NEW YORK — A version of Edvard Munch’s “The Scream,” one of the most recognizable images in art history, sold at Sotheby’s on Wednesday night for $119.9 million, the most ever paid for an artwork at auction. It easily surpassed recent records like the $104.3 million spent on the Giacometti bronze “Walking Man I” at Sotheby’s in London in 2010; the $106.5 million paid for Picasso’s “Nude, Green Leaves and Bust” at Christie’s in New York a few months later; and the $104.1 million spent at Sotheby’s New York in 2004 on “Boy With a Pipe (The Young Apprentice),” also by Picasso.
Five bidders competed for “The Scream,” which Sotheby’s had estimated would bring $80 million and was sold to a telephone bidder.
Munch made four versions of the work, three of which are now in Norwegian museums; the one that sold Wednesday, a pastel on board from 1895, was the only one still in private hands. It was sold by Petter Olsen, a Norwegian businessman and shipping heir whose father was a friend, neighbor and patron of the artist.
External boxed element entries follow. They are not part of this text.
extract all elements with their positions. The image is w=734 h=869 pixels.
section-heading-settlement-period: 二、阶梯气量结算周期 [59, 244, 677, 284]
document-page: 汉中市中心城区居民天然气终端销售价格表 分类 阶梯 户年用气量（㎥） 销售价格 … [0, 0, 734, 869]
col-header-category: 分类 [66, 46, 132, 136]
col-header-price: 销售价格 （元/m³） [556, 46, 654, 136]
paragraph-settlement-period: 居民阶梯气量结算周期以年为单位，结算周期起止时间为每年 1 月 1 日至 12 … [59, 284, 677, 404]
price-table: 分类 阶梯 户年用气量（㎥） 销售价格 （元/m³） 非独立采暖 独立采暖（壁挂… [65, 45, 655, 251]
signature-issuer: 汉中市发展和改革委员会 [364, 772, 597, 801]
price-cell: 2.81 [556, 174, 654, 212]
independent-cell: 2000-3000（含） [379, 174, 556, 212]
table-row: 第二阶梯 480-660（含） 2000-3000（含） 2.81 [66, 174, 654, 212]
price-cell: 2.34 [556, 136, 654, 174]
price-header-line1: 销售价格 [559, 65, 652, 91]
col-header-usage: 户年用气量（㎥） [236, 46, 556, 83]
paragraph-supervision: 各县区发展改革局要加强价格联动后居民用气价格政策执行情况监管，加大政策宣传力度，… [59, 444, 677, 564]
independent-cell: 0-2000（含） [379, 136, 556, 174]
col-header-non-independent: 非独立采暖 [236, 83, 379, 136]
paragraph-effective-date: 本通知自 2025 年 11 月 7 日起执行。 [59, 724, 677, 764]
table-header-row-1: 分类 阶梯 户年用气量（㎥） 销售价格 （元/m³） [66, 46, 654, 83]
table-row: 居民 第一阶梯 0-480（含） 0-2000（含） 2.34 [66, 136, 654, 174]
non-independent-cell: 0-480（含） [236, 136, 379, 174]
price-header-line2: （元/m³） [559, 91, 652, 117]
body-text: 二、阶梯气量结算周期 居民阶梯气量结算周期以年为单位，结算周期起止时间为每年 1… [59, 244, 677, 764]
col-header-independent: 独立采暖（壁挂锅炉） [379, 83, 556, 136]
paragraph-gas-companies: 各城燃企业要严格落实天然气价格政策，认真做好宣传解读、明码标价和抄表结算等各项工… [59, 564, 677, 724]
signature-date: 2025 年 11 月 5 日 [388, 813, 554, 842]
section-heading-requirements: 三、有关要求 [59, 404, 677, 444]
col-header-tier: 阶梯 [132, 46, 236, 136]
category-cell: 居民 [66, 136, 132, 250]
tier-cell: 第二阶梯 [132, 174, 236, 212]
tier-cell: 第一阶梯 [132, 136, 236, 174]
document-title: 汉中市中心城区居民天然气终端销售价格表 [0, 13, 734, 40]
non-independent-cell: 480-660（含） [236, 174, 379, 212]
“The Scream” has been reproduced endlessly in popular culture in recent decades and has also been a target for theft. Versions have been stolen twice, first in 1994, when two thieves entered the National Gallery of Norway in Oslo and fled with a “Scream” from 1893, and then in 2004, when gunmen stole the 1910 version from the Munch Museum, also in Oslo. (In both cases, the works were recovered.)